On February 22, 1942, President Franklin Delano Roosevelt issued Executive Order 9066, which declared certain parts of the country military zones. This order set the stage for the “evacuation” of Japanese-Americans. Some 120,000 would be interned in camps before the end of World War II. Most were citizens, and they were loyal to the United States.
Actor George Takei was one of them, long before he became famous for his role on “Star Trek.” He described his experiences in a 2014 interview with Democracy Now!
“We had nothing to do with the war.

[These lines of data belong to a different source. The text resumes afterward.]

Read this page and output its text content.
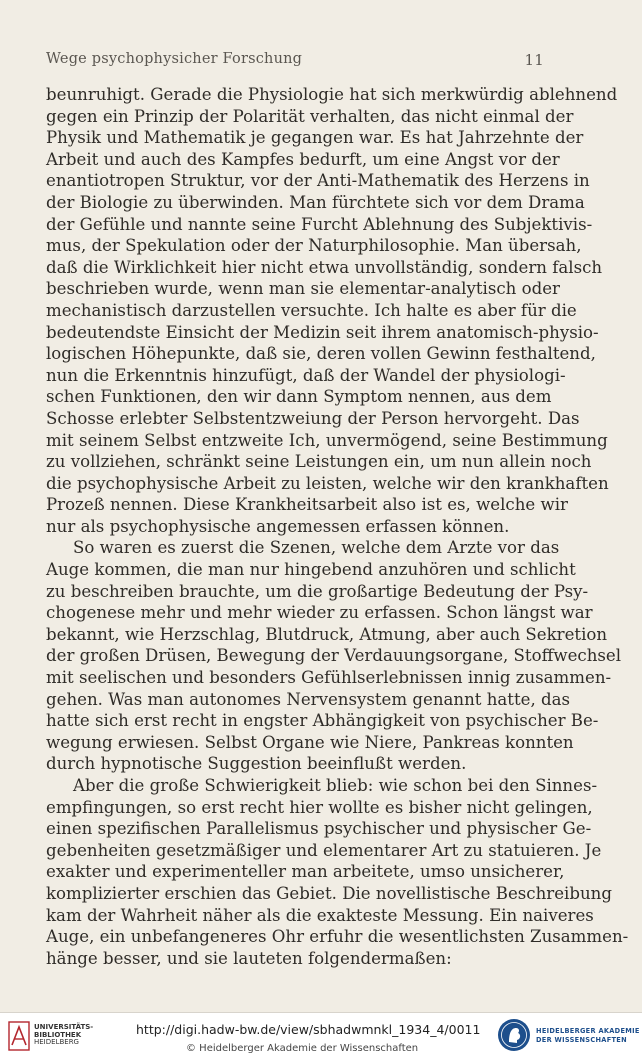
Wege psychophysicher Forschung	11
beunruhigt. Gerade die Physiologie hat sich merkwürdig ablehnend
gegen ein Prinzip der Polarität verhalten, das nicht einmal der
Physik und Mathematik je gegangen war. Es hat Jahrzehnte der
Arbeit und auch des Kampfes bedurft, um eine Angst vor der
enantiotropen Struktur, vor der Anti-Mathematik des Herzens in
der Biologie zu überwinden. Man fürchtete sich vor dem Drama
der Gefühle und nannte seine Furcht Ablehnung des Subjektivis-
mus, der Spekulation oder der Naturphilosophie. Man übersah,
daß die Wirklichkeit hier nicht etwa unvollständig, sondern falsch
beschrieben wurde, wenn man sie elementar-analytisch oder
mechanistisch darzustellen versuchte. Ich halte es aber für die
bedeutendste Einsicht der Medizin seit ihrem anatomisch-physio-
logischen Höhepunkte, daß sie, deren vollen Gewinn festhaltend,
nun die Erkenntnis hinzufügt, daß der Wandel der physiologi-
schen Funktionen, den wir dann Symptom nennen, aus dem
Schosse erlebter Selbstentzweiung der Person hervorgeht. Das
mit seinem Selbst entzweite Ich, unvermögend, seine Bestimmung
zu vollziehen, schränkt seine Leistungen ein, um nun allein noch
die psychophysische Arbeit zu leisten, welche wir den krankhaften
Prozeß nennen. Diese Krankheitsarbeit also ist es, welche wir
nur als psychophysische angemessen erfassen können.
So waren es zuerst die Szenen, welche dem Arzte vor das
Auge kommen, die man nur hingebend anzuhören und schlicht
zu beschreiben brauchte, um die großartige Bedeutung der Psy-
chogenese mehr und mehr wieder zu erfassen. Schon längst war
bekannt, wie Herzschlag, Blutdruck, Atmung, aber auch Sekretion
der großen Drüsen, Bewegung der Verdauungsorgane, Stoffwechsel
mit seelischen und besonders Gefühlserlebnissen innig zusammen-
gehen. Was man autonomes Nervensystem genannt hatte, das
hatte sich erst recht in engster Abhängigkeit von psychischer Be-
wegung erwiesen. Selbst Organe wie Niere, Pankreas konnten
durch hypnotische Suggestion beeinflußt werden.
Aber die große Schwierigkeit blieb: wie schon bei den Sinnes-
empfingungen, so erst recht hier wollte es bisher nicht gelingen,
einen spezifischen Parallelismus psychischer und physischer Ge-
gebenheiten gesetzmäßiger und elementarer Art zu statuieren. Je
exakter und experimenteller man arbeitete, umso unsicherer,
komplizierter erschien das Gebiet. Die novellistische Beschreibung
kam der Wahrheit näher als die exakteste Messung. Ein naiveres
Auge, ein unbefangeneres Ohr erfuhr die wesentlichsten Zusammen-
hänge besser, und sie lauteten folgendermaßen:
UNIVERSITÄTS-
BIBLIOTHEK
HEIDELBERG
http://digi.hadw-bw.de/view/sbhadwmnkl_1934_4/0011
© Heidelberger Akademie der Wissenschaften
HEIDELBERGER AKADEMIE
DER WISSENSCHAFTEN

We simply happened to look like the people that bombed Pearl Harbor,” Takei said. “But without charges, without trial, without due process – the fundamental pillar of our justice system – we were summarily rounded up, all Japanese Americans on the West Coast, where we were primarily resident, and sent off to 10 barb wire internment camps – prison camps, really, with sentry towers, machine guns pointed at us – in some of the most desolate places in this country: the wastelands of Wyoming, Idaho, Utah, Colorado, the blistering hot desert of Arizona, of all places, in black tarpaper barracks.”
In 1944, the U.S. Supreme Court upheld Roosevelt’s executive order. Its decision in Korematsu v. United Stateshas since been condemned as a profound injustice; so too has internment itself.
According to The Times, a 1982 congressional commission blamed internment on “race prejudice, war hysteria and a failure of political leadership.”
That prejudice, it added, predated Pearl Harbor. “The ethnic Japanese, small in number and with no political voice – the citizen generation was just reaching voting age in 1940 – had become a convenient target for political demagogues, and over the years all the major parties indulged in anti-Japanese rhetoric and programs,”it stated. Religious differences also contributed to tension, according to the report.
Sound familiar? It should.
Yesterday, presidential hopeful Donald Trump announced that if elected, he’ll ban Muslims from entering the country. Border officials would ask travelers if they were Muslim, and if they said yes, they would not be permitted to enter the country, he explained.
Trump has since attempted to carve out some loopholes for Muslim athletes, world leaders and members of the armed services, but he hasn’t backed down from the gist of his initial statement. He has no reason to, really:According to the BBC, his supporters cheered the proposal at a South Carolina rally last night.
Trump’s New Hampshire campaign chair, State Rep. Al Baldasaro (R), agreed with him, saying, “What he’s saying is no different than the situation during World War II, when we put the Japanese in camps.” When a Time reporter asked Trump himself for his opinion on the internment of Japanese-Americans, he refused to condemn it. “I would have had to be there at the time to tell you, to give you a proper answer. I certainly hate the concept of it. But I would have had to be there at the time to give you a proper answer,” he said.
To support his position, Trump cited a shaky poll from Frank Gaffney’s far-right and anti-Muslim Center for Security Policy that purportedly shows that a quarter of American Muslims support violence against non-Muslims “as part of global jihad.” Experts called Gaffney’s methodology into question, but this did not deter Trump.
Trump’s proposal simply takes anti-Muslim rhetoric to its logical conclusion. He has already suggested forcing American Muslims to register in a national database, much to the delight of his followers.
The problem with Trump and those who follow him is that their central premise is irredeemably flawed. They assume that all Muslims are violent and seek to engage in acts of terror. In fact, Muslims have lived peacefully in the U.S. for hundreds of years. As historian Peter Manseau noted in his recent book, One Nation Under Gods, many were brought to this country in chains. Others came later. They came as refugees, fleeing war zones. They came here for education, for jobs and yes, for religious freedom – just as my own ancestors did over three hundred years ago.
Yes, some Muslims commit depraved acts in the name of their religion. So do some Christians. Extremism is not the singular province of any single religion or rigidly held belief. We cannot end extremism by excluding an entire religious group from our borders.
It’s likely Trump knows this. The First Amendment clearly prohibits the application of any religious test to our immigration procedures. His proposal is a fantasy, but it’s a popular one, and that’s really why it’s so troubling.
We can’t afford another Korematsu. We should instead look to the Bill of Rights, and remember its guarantee of religious freedom applies to everyone and to all religions. It’s the only way to prevent ourselves from repeating a shameful episode of history.